Speed depends on the provider and funding method. Remitly's Express option lands in minutes when paid by debit card. Wise usually clears in a few hours during business days, sometimes same-day if you initiate before noon UAE time. Bank wires via Emirates NBD or FAB can drag 2-4 business days. Use Express when it's an emergency — medical bills, school fees. Use Wise's economy option when you're sending rent money a week in advance and want the tightest rate.
Recipients can collect funds at Albania's two dominant banks — Raiffeisen Bank Albania and Banka Kombëtare Tregtare (BKT) — both of which support direct deposits from international providers. Credins Bank and Intesa Sanpaolo Albania are also widely used. For cash pickup, Western Union and Unistream have dense networks in even smaller towns like Korçë and Vlorë. Mobile wallet adoption is growing through Easypay and ALPay, though bank deposit remains the default. Remittances play an important role in Albania's economy, accounting for a meaningful share of household income, so the receiving infrastructure is mature and competitive.
Good news for senders: the UAE has zero income or remittance taxes for both senders and recipients, meaning what leaves your wallet only loses value to provider margins, not government cuts. Albania doesn't tax inbound personal remittances either, though transfers above ALL 1,000,000 (roughly 36,000 AED) may trigger anti-money-laundering reporting at the receiving bank. Always keep your transfer receipt — Albanian banks occasionally ask for source-of-funds documentation on larger sums.
The AED is pegged to the USD, so the corridor's volatility comes entirely from the ALL side.

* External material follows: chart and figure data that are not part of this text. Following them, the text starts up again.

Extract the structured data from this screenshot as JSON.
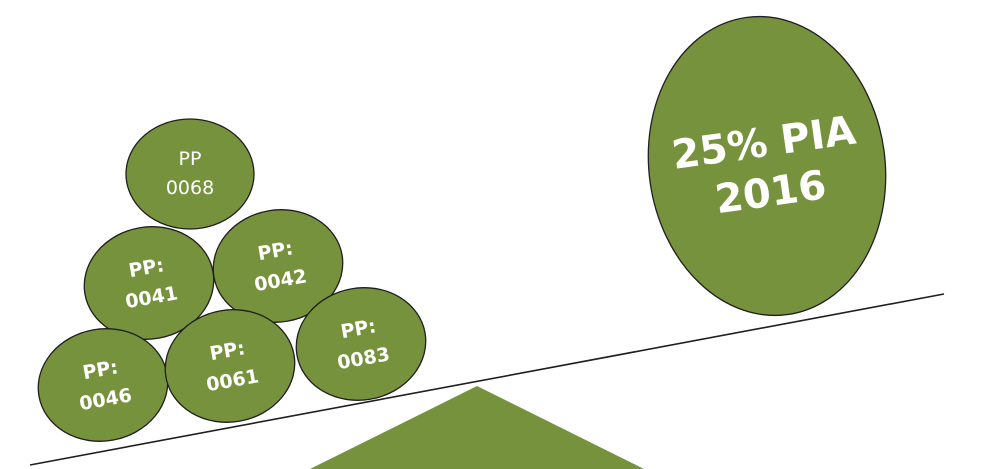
{
  "balls": [
    {
      "id": "pp-0068",
      "line1": "PP",
      "line2": "0068",
      "bold": false
    },
    {
      "id": "pp-0041",
      "line1": "PP:",
      "line2": "0041",
      "bold": true
    },
    {
      "id": "pp-0042",
      "line1": "PP:",
      "line2": "0042",
      "bold": true
    },
    {
      "id": "pp-0046",
      "line1": "PP:",
      "line2": "0046",
      "bold": true
    },
    {
      "id": "pp-0061",
      "line1": "PP:",
      "line2": "0061",
      "bold": true
    },
    {
      "id": "pp-0083",
      "line1": "PP:",
      "line2": "0083",
      "bold": true
    }
  ],
  "counterweight": {
    "line1": "25% PIA",
    "line2": "2016"
  },
  "colors": {
    "fill": "#77923c",
    "outline": "#1f1f1f",
    "text": "#ffffff"
  }
}
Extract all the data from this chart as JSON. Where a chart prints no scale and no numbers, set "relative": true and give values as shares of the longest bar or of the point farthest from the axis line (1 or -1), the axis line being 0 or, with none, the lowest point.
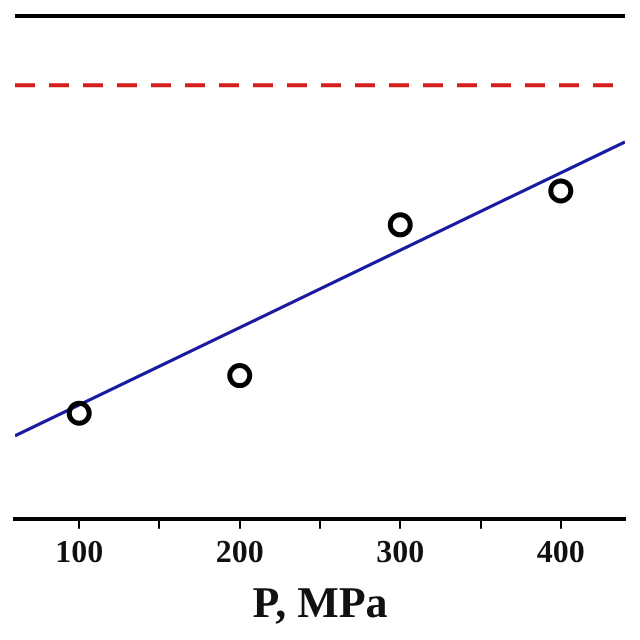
{
  "chart_data": {
    "type": "scatter",
    "relative": true,
    "xlabel": "P, MPa",
    "xlim": [
      60,
      440
    ],
    "xticks": [
      100,
      {
        "value": 150,
        "label": null
      },
      200,
      {
        "value": 250,
        "label": null
      },
      300,
      {
        "value": 350,
        "label": null
      },
      400
    ],
    "series": [
      {
        "type": "scatter",
        "color": "#000000",
        "x": [
          100,
          200,
          300,
          400
        ],
        "values": [
          0.28,
          0.38,
          0.78,
          0.87
        ],
        "marker": "circle"
      },
      {
        "type": "line",
        "color": "#1a1aa0",
        "x": [
          60,
          440
        ],
        "values": [
          0.22,
          1
        ],
        "marker": "none",
        "line_style": "solid"
      }
    ],
    "ref_lines": [
      {
        "axis": "y",
        "value": 1.15,
        "color": "#d42020",
        "line_style": "dashed"
      }
    ],
    "grid": false,
    "legend": false
  }
}
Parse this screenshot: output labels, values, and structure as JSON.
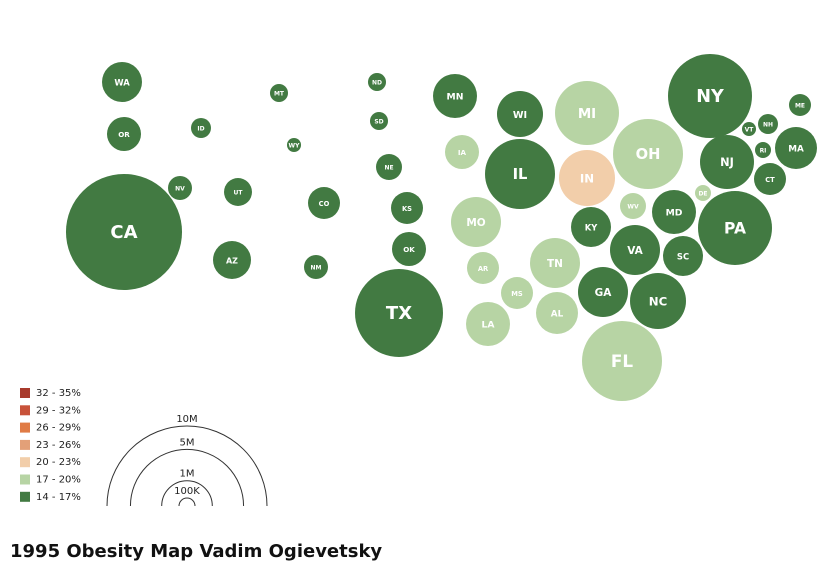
{
  "title": "1995 Obesity Map Vadim Ogievetsky",
  "legend": {
    "classes": [
      {
        "label": "32 - 35%",
        "color": "#a83a2c"
      },
      {
        "label": "29 - 32%",
        "color": "#c8523a"
      },
      {
        "label": "26 - 29%",
        "color": "#e07b45"
      },
      {
        "label": "23 - 26%",
        "color": "#e3a078"
      },
      {
        "label": "20 - 23%",
        "color": "#f2ceaa"
      },
      {
        "label": "17 - 20%",
        "color": "#b7d4a4"
      },
      {
        "label": "14 - 17%",
        "color": "#427a42"
      }
    ],
    "sizes": [
      {
        "value": 10000000,
        "label": "10M"
      },
      {
        "value": 5000000,
        "label": "5M"
      },
      {
        "value": 1000000,
        "label": "1M"
      },
      {
        "value": 100000,
        "label": "100K"
      }
    ]
  },
  "states": [
    {
      "label": "WA",
      "population": 625000,
      "color": "#427a42"
    },
    {
      "label": "OR",
      "population": 452000,
      "color": "#427a42"
    },
    {
      "label": "CA",
      "population": 5260000,
      "color": "#427a42"
    },
    {
      "label": "ID",
      "population": 156000,
      "color": "#427a42"
    },
    {
      "label": "MT",
      "population": 127000,
      "color": "#427a42"
    },
    {
      "label": "WY",
      "population": 77000,
      "color": "#427a42"
    },
    {
      "label": "NV",
      "population": 225000,
      "color": "#427a42"
    },
    {
      "label": "UT",
      "population": 306000,
      "color": "#427a42"
    },
    {
      "label": "AZ",
      "population": 564000,
      "color": "#427a42"
    },
    {
      "label": "CO",
      "population": 400000,
      "color": "#427a42"
    },
    {
      "label": "NM",
      "population": 225000,
      "color": "#427a42"
    },
    {
      "label": "ND",
      "population": 127000,
      "color": "#427a42"
    },
    {
      "label": "SD",
      "population": 127000,
      "color": "#427a42"
    },
    {
      "label": "NE",
      "population": 264000,
      "color": "#427a42"
    },
    {
      "label": "KS",
      "population": 400000,
      "color": "#427a42"
    },
    {
      "label": "OK",
      "population": 452000,
      "color": "#427a42"
    },
    {
      "label": "TX",
      "population": 3025000,
      "color": "#427a42"
    },
    {
      "label": "MN",
      "population": 756000,
      "color": "#427a42"
    },
    {
      "label": "IA",
      "population": 452000,
      "color": "#b7d4a4"
    },
    {
      "label": "MO",
      "population": 977000,
      "color": "#b7d4a4"
    },
    {
      "label": "AR",
      "population": 400000,
      "color": "#b7d4a4"
    },
    {
      "label": "LA",
      "population": 756000,
      "color": "#b7d4a4"
    },
    {
      "label": "WI",
      "population": 827000,
      "color": "#427a42"
    },
    {
      "label": "IL",
      "population": 1914000,
      "color": "#427a42"
    },
    {
      "label": "MS",
      "population": 400000,
      "color": "#b7d4a4"
    },
    {
      "label": "MI",
      "population": 1600000,
      "color": "#b7d4a4"
    },
    {
      "label": "IN",
      "population": 1225000,
      "color": "#f2ceaa"
    },
    {
      "label": "KY",
      "population": 625000,
      "color": "#427a42"
    },
    {
      "label": "TN",
      "population": 977000,
      "color": "#b7d4a4"
    },
    {
      "label": "AL",
      "population": 689000,
      "color": "#b7d4a4"
    },
    {
      "label": "OH",
      "population": 1914000,
      "color": "#b7d4a4"
    },
    {
      "label": "WV",
      "population": 264000,
      "color": "#b7d4a4"
    },
    {
      "label": "VA",
      "population": 977000,
      "color": "#427a42"
    },
    {
      "label": "GA",
      "population": 977000,
      "color": "#427a42"
    },
    {
      "label": "FL",
      "population": 2500000,
      "color": "#b7d4a4"
    },
    {
      "label": "NC",
      "population": 1225000,
      "color": "#427a42"
    },
    {
      "label": "SC",
      "population": 625000,
      "color": "#427a42"
    },
    {
      "label": "MD",
      "population": 756000,
      "color": "#427a42"
    },
    {
      "label": "DE",
      "population": 100000,
      "color": "#b7d4a4"
    },
    {
      "label": "PA",
      "population": 2139000,
      "color": "#427a42"
    },
    {
      "label": "NJ",
      "population": 1139000,
      "color": "#427a42"
    },
    {
      "label": "NY",
      "population": 2756000,
      "color": "#427a42"
    },
    {
      "label": "VT",
      "population": 77000,
      "color": "#427a42"
    },
    {
      "label": "NH",
      "population": 156000,
      "color": "#427a42"
    },
    {
      "label": "RI",
      "population": 100000,
      "color": "#427a42"
    },
    {
      "label": "MA",
      "population": 689000,
      "color": "#427a42"
    },
    {
      "label": "CT",
      "population": 400000,
      "color": "#427a42"
    },
    {
      "label": "ME",
      "population": 189000,
      "color": "#427a42"
    }
  ]
}
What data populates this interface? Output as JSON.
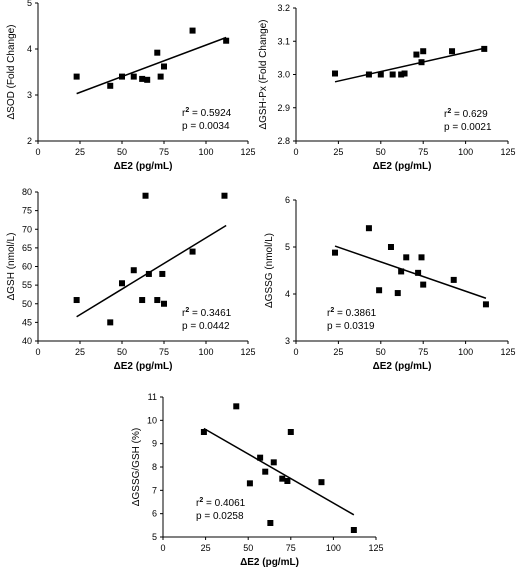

The lek tends to strengthen during Albania's summer tourism months (June-September) as foreign currency floods in — meaning your AED buys fewer lek. Sending in winter or early spring often nets a slightly better rate. Set rate alerts on Wise or Revolut and trigger transfers when ALL weakens by 0.5% or more. For amounts above 10,000 AED, batching one larger transfer beats three smaller ones because per-transfer fees stop scaling linearly. Below 1,000 AED, Remitly's promo rates almost always win.